The title is pretty almost self explanatory, but I will leave my precise question below.
Question. Consider the normed space $(\Bbb R^n,\|\cdot\|_\infty)$, where the infinite norm is the usual one. Show that the unit sphere defined by $$ S = \{\alpha \in \Bbb R^n \colon \|\alpha\|_\infty = 1\}$$ is closed and bounded.
My attempt. $S$ is obviously bounded (each element of $S$ satisfies the property $\|\alpha\|_\infty = 1$ which implies that each element of $S$ also satisfies the property $\|\alpha\|_\infty \leqslant 1).$
Now, I was trying to prove $S$ is closed (directly) but I am having some troubles.

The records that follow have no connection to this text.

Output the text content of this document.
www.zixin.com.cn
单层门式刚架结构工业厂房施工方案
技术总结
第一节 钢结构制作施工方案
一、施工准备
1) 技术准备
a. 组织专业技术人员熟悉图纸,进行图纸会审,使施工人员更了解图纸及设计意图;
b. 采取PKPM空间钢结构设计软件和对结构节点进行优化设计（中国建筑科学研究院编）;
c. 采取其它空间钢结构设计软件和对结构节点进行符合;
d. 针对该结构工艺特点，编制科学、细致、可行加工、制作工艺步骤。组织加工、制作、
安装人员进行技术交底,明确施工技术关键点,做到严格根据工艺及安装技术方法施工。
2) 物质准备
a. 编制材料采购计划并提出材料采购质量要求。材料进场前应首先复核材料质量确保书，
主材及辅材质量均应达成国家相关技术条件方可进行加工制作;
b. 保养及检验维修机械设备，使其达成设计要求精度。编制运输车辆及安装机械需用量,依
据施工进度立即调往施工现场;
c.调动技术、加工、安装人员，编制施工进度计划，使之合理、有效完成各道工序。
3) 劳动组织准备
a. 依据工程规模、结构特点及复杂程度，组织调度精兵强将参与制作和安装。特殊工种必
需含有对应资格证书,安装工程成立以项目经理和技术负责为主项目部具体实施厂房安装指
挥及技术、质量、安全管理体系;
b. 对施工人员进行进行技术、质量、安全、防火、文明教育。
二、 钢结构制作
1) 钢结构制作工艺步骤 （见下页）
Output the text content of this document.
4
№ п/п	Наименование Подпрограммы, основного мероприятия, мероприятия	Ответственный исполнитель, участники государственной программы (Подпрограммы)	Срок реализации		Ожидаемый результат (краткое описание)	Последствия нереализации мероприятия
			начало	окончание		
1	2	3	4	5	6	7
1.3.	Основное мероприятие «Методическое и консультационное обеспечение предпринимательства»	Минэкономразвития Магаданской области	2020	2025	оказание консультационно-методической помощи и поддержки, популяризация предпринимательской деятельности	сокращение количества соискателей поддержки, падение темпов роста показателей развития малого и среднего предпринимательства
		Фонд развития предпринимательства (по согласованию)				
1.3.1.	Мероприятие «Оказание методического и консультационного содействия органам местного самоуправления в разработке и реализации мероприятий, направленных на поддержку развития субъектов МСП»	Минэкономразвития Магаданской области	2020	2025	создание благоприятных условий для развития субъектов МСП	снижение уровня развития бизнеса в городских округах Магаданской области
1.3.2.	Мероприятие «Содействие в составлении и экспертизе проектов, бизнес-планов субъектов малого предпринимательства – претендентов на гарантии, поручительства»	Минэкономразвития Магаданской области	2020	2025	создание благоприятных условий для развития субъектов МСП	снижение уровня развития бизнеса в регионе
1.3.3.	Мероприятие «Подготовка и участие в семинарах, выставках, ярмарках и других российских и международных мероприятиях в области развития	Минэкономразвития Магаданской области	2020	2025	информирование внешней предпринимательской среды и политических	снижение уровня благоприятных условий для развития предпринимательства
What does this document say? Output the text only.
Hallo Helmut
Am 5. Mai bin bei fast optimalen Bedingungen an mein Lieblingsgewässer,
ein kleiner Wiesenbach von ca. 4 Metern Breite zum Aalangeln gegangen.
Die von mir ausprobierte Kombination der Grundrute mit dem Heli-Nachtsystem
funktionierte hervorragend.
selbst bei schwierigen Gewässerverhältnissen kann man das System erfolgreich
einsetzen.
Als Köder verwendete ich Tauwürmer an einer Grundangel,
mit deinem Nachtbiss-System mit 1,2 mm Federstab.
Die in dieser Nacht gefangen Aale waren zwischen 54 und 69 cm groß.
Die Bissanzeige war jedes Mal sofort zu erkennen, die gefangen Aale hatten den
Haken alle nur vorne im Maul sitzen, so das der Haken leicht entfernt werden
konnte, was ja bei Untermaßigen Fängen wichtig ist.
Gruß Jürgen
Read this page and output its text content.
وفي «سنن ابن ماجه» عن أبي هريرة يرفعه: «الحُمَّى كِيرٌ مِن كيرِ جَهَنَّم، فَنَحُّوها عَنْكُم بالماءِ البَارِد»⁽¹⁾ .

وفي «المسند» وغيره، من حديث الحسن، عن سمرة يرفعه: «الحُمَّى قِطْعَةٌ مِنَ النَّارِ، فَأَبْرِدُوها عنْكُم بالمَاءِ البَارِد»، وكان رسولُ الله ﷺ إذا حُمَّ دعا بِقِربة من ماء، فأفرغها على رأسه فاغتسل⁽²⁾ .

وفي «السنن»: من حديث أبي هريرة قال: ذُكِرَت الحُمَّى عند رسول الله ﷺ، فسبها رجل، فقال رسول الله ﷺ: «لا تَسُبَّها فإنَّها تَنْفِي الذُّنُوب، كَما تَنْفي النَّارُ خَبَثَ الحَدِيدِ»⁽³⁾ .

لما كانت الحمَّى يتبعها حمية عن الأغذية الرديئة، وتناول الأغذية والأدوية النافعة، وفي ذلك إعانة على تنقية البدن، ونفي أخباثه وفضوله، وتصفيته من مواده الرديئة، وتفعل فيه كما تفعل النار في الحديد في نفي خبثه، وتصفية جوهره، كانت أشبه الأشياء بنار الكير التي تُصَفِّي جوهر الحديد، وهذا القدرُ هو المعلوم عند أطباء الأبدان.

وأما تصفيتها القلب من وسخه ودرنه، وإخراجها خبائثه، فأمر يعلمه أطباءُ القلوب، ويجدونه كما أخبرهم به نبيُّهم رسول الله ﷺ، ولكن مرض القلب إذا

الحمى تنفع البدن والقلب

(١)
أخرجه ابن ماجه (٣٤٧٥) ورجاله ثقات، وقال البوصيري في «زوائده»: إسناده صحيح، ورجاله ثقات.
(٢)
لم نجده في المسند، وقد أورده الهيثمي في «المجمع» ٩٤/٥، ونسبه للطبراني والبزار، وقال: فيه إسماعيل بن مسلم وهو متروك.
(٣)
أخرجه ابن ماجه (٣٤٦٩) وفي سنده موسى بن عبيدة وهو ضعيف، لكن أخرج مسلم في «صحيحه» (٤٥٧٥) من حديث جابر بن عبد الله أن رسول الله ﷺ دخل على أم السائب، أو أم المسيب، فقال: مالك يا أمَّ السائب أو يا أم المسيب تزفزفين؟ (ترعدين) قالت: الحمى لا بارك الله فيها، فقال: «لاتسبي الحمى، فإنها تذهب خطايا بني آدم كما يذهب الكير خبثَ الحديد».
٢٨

To see $S$ is closed, it suffices to prove that $\overline{S} \subset S.$ Let $\alpha \in \overline{S}$ be an arbitrary point. Then, there exists a sequence $(\alpha_k)_{k \in \Bbb N}$ s.t. $\alpha_k \rightarrow \alpha$ as $k \rightarrow \infty.$ By definition of a convergent sequence,
$$\forall \epsilon > 0, \exists N = N(\epsilon) \colon \forall n \in \Bbb N, n > N \Rightarrow \|\alpha_n-\alpha\|_\infty < \epsilon. $$ But $$\|\alpha\|_\infty = \|(\alpha-\alpha_n) + \alpha_n\|_\infty \leqslant \|\alpha-\alpha_k\|_\infty + \|\alpha_n\|_\infty < \epsilon +1. $$ From here I don't know how to proceed. Any help would be apreciated.
The essential property you are missing is that the norm is continuous (basically by definition). This means that your proof gets even simpler: Take $(a_n)_n$ so $a_n\to a$, with $a_n\in S$. Then, as the norm is continuous and therefore commutes with limits, $1=\lim_{n\to\infty}||a_n||_\infty =||\lim_{n\to\infty}a_n||_\infty=||a||_\infty $.
Another way to see it is that since $||\cdot||_\infty:\mathbb{K}^n\to\mathbb{R}_{\geq 0}$ is continuous, the preimage of closed sets are closed. And $S$ is exactly the preimage of $\lbrace 1\rbrace$.